Microsoft has this week announced the closure of its Remote Desktop Connection Manager (RDCMan) app. The company says it took the decision following the disclosure of a critical vulnerability in the service.
If you’re unfamiliar with RDCMan, it is an application that gives users the ability to remotely connect from Windows PC to Windows PC using the Remote Desktop Protocol (RDP). It was originally part of the Windows Live Experience and used internally within Microsoft. The tool received a dedicated website for third-parties around 10 years ago.
While it was a standalone tool not bundled with Windows, RDCMan became popular when it was initially released. Not least because it was a functional remote desktop tool that was free. These days, the app is not unique and is aged.
Indeed, Microsoft has not updated the tool since 2014 when version 2.7 was rolled out.

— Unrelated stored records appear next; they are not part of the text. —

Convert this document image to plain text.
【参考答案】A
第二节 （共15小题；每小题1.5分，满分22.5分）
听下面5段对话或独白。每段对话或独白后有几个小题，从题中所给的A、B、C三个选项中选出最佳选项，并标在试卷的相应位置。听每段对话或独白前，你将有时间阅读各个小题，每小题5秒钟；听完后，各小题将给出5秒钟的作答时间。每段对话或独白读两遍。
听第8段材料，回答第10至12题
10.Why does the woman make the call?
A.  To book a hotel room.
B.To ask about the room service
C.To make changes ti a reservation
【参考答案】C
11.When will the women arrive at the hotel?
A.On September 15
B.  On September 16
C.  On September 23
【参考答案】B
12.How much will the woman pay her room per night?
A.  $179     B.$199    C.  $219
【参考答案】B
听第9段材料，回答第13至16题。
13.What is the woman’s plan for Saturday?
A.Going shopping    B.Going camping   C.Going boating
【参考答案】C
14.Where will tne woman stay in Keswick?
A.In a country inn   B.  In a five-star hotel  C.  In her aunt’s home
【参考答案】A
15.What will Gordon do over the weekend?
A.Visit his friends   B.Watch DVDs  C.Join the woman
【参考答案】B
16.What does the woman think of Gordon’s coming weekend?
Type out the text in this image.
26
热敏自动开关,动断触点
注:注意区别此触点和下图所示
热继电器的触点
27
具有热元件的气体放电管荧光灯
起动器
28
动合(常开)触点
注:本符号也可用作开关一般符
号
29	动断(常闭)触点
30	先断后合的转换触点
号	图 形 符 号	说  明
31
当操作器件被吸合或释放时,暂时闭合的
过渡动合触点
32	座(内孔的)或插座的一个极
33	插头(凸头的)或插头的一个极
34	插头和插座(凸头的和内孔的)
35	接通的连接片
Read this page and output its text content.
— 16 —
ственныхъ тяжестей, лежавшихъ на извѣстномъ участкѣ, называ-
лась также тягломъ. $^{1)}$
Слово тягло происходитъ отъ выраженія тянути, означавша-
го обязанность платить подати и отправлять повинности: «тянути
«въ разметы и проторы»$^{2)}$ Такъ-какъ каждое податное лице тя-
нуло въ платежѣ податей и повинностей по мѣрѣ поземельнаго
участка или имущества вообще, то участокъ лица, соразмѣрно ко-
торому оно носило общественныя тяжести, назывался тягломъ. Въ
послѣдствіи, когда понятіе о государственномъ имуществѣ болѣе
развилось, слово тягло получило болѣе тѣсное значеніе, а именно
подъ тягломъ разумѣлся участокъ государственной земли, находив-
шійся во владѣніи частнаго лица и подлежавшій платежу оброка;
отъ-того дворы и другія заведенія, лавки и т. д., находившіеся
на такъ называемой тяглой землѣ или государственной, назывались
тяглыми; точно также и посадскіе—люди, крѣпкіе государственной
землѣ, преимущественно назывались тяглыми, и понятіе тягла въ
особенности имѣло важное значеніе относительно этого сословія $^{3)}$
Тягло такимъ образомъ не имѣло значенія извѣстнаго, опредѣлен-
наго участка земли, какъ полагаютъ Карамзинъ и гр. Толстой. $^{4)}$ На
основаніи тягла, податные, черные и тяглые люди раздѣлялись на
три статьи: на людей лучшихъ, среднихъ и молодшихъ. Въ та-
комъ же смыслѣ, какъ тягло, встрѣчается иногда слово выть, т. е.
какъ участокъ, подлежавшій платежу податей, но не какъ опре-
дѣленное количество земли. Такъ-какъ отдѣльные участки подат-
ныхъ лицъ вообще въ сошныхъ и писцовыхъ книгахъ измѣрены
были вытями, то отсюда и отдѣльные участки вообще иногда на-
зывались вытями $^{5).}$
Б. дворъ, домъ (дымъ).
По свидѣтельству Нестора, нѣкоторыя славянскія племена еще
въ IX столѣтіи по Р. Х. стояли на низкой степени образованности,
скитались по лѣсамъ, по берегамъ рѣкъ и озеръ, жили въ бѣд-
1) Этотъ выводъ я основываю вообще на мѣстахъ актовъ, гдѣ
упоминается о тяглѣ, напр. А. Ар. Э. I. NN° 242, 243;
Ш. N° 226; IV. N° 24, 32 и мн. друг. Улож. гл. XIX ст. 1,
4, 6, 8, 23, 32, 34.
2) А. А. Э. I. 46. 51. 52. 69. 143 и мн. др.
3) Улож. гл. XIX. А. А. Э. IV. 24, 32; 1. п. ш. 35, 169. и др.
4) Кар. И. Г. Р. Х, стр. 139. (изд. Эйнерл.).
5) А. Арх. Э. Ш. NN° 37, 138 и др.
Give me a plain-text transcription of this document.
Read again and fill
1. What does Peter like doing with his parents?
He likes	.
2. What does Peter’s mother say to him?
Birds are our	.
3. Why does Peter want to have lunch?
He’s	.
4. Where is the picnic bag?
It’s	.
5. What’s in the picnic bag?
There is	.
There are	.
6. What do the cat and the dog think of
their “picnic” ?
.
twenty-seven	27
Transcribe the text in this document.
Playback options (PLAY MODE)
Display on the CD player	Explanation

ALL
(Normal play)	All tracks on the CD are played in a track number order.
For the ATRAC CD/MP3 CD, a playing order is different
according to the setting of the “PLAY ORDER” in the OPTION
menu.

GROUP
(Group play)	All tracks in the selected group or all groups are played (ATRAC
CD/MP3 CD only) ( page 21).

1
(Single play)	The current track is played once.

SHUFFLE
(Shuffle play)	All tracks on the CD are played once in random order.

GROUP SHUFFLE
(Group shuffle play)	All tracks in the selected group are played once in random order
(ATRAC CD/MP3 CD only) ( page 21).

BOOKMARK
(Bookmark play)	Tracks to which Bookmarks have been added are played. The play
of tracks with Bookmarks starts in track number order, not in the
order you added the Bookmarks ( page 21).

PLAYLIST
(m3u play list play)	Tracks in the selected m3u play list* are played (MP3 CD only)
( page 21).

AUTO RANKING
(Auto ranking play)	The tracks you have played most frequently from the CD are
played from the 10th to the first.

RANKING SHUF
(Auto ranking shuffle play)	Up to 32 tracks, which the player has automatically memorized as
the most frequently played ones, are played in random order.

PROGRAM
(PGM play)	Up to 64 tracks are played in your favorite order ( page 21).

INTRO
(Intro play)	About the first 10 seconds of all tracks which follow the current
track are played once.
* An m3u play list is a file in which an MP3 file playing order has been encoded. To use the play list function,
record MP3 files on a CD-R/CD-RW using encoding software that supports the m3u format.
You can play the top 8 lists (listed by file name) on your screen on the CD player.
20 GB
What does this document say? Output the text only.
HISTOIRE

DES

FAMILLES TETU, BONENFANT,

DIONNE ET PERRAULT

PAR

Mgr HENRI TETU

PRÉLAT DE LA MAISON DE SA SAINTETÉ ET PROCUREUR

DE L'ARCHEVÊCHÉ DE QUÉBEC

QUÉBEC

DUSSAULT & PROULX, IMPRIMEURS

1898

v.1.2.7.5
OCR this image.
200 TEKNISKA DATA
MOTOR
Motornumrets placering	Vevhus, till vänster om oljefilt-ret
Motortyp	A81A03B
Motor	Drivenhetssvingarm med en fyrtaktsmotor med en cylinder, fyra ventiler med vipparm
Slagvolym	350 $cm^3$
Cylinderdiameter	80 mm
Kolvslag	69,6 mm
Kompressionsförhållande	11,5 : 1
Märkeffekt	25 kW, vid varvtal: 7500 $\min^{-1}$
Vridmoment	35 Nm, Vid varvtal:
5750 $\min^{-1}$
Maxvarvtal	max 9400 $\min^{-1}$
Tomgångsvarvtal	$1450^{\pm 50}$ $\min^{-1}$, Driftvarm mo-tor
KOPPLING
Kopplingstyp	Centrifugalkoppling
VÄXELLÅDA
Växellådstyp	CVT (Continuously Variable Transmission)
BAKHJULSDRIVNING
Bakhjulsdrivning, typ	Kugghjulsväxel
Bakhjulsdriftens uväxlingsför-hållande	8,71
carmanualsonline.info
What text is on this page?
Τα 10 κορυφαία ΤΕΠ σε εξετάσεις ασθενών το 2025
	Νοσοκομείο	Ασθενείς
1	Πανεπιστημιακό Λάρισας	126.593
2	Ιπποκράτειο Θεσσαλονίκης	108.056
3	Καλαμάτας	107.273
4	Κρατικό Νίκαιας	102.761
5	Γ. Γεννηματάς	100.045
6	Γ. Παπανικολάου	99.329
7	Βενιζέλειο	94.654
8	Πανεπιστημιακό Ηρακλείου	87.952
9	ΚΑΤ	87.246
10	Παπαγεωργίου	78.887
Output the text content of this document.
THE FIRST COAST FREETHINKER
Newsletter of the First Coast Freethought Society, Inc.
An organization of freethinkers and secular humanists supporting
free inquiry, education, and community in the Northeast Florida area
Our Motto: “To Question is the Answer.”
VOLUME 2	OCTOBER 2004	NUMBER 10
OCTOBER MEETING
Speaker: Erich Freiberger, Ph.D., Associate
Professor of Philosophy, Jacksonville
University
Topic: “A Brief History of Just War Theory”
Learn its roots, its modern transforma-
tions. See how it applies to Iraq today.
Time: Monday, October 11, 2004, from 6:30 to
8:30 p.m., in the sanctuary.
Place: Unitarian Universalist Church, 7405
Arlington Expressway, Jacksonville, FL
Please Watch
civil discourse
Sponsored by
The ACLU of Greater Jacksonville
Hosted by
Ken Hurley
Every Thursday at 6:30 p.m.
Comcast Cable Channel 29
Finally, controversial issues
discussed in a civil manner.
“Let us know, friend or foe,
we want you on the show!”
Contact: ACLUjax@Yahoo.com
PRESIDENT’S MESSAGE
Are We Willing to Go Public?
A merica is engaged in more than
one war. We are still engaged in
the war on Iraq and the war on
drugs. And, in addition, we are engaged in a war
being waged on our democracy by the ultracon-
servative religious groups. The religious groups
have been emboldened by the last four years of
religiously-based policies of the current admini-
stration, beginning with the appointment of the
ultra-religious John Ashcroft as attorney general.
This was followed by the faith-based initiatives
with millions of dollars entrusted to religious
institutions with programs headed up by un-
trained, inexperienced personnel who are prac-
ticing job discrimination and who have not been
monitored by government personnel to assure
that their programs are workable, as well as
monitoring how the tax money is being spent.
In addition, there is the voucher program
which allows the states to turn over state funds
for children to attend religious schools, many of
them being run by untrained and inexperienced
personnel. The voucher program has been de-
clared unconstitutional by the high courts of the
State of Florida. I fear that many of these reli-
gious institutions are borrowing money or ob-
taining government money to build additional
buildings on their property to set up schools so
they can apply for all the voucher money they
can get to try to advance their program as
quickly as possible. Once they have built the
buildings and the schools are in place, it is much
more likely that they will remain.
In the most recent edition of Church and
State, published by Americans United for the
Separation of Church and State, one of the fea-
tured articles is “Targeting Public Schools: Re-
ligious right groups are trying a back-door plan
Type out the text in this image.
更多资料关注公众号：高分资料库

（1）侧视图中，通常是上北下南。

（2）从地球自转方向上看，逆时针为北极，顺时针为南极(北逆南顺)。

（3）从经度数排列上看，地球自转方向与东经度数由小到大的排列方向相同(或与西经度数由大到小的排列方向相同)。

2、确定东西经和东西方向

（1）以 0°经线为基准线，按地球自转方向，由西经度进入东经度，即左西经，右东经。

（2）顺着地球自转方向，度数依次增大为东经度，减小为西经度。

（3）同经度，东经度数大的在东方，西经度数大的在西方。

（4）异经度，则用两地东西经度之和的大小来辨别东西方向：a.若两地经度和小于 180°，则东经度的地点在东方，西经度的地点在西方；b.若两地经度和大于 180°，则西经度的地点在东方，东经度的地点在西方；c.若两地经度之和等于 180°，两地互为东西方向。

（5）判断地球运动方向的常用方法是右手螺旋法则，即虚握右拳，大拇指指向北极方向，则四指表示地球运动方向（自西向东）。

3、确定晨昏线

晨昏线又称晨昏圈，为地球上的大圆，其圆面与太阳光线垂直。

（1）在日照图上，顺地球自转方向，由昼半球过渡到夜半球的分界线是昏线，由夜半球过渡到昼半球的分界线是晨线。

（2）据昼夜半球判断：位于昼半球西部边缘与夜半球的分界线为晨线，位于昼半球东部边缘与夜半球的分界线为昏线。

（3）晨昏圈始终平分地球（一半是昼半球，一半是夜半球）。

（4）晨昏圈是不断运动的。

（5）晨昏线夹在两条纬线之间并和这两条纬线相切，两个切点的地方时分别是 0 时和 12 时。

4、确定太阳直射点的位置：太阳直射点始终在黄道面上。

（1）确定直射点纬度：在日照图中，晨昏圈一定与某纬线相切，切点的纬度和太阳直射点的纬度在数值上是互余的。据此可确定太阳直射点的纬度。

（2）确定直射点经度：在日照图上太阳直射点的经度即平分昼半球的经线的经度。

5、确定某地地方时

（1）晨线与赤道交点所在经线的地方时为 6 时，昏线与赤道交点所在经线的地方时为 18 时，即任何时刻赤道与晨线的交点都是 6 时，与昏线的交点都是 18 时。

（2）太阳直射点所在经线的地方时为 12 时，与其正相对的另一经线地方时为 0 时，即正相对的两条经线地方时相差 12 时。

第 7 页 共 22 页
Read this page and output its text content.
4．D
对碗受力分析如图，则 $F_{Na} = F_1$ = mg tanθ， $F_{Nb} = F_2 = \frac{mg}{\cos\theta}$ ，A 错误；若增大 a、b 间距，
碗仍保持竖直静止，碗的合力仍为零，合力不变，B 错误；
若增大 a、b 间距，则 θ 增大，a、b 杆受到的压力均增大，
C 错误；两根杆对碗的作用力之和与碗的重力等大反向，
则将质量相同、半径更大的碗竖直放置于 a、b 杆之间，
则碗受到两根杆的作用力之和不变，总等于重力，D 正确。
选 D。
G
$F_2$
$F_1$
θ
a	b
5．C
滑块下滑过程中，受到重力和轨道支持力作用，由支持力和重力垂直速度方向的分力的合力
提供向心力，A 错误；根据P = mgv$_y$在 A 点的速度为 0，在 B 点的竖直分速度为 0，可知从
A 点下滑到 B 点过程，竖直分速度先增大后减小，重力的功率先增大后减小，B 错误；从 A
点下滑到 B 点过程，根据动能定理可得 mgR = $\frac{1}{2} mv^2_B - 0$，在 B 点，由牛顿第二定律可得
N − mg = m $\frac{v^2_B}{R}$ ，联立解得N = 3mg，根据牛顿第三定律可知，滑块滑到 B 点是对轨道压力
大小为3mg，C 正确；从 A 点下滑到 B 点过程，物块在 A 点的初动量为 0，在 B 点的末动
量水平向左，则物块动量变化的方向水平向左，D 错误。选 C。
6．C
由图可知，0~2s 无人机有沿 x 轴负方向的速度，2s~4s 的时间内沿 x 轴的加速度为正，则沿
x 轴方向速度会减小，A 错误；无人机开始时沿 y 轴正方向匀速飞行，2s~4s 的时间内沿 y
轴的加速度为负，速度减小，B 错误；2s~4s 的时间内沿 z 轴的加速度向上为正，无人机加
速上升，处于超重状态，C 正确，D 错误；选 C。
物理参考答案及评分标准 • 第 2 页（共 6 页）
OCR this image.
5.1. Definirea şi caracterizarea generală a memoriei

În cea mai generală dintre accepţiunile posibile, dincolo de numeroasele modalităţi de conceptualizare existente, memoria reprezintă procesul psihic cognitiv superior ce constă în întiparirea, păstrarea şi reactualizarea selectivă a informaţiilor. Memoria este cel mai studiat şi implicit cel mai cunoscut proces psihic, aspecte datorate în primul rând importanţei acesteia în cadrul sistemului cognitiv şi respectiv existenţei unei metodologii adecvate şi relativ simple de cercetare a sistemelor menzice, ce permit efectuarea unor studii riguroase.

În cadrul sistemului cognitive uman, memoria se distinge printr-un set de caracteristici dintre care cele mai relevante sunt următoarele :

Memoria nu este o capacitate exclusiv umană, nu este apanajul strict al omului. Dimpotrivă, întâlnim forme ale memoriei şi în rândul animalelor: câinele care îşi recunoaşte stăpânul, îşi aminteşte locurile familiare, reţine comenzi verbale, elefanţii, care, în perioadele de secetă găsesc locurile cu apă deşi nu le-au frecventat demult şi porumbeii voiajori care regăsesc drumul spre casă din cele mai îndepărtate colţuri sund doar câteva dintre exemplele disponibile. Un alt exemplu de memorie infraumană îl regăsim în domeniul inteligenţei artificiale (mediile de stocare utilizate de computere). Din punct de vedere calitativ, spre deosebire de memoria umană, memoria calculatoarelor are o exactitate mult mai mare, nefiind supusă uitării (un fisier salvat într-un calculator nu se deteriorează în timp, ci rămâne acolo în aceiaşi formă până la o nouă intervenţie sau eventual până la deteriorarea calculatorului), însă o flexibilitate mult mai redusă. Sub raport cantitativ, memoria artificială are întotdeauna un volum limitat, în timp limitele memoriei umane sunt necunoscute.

Redmond has introduced more robust and well-featured remote desktop tools since the introduction of RDCMan, so it makes sense the app is going away.
The demise of the app took on an air or certainty during March Patch Tuesday this week. Microsoft confirmed a bug report that disclosed a flaw in RDCMan that would allow bad actors to take data from PCs using the tool.
“To exploit the vulnerability, an attacker could create an RDG file containing specially crafted XML content and convince an authenticated user to open the file,” Microsoft said in a security advisory for CVE-2020-0765.
Because of its age and a lack of support, Microsoft decided against patching the vulnerability. Instead, the company decided to discontinue the tool.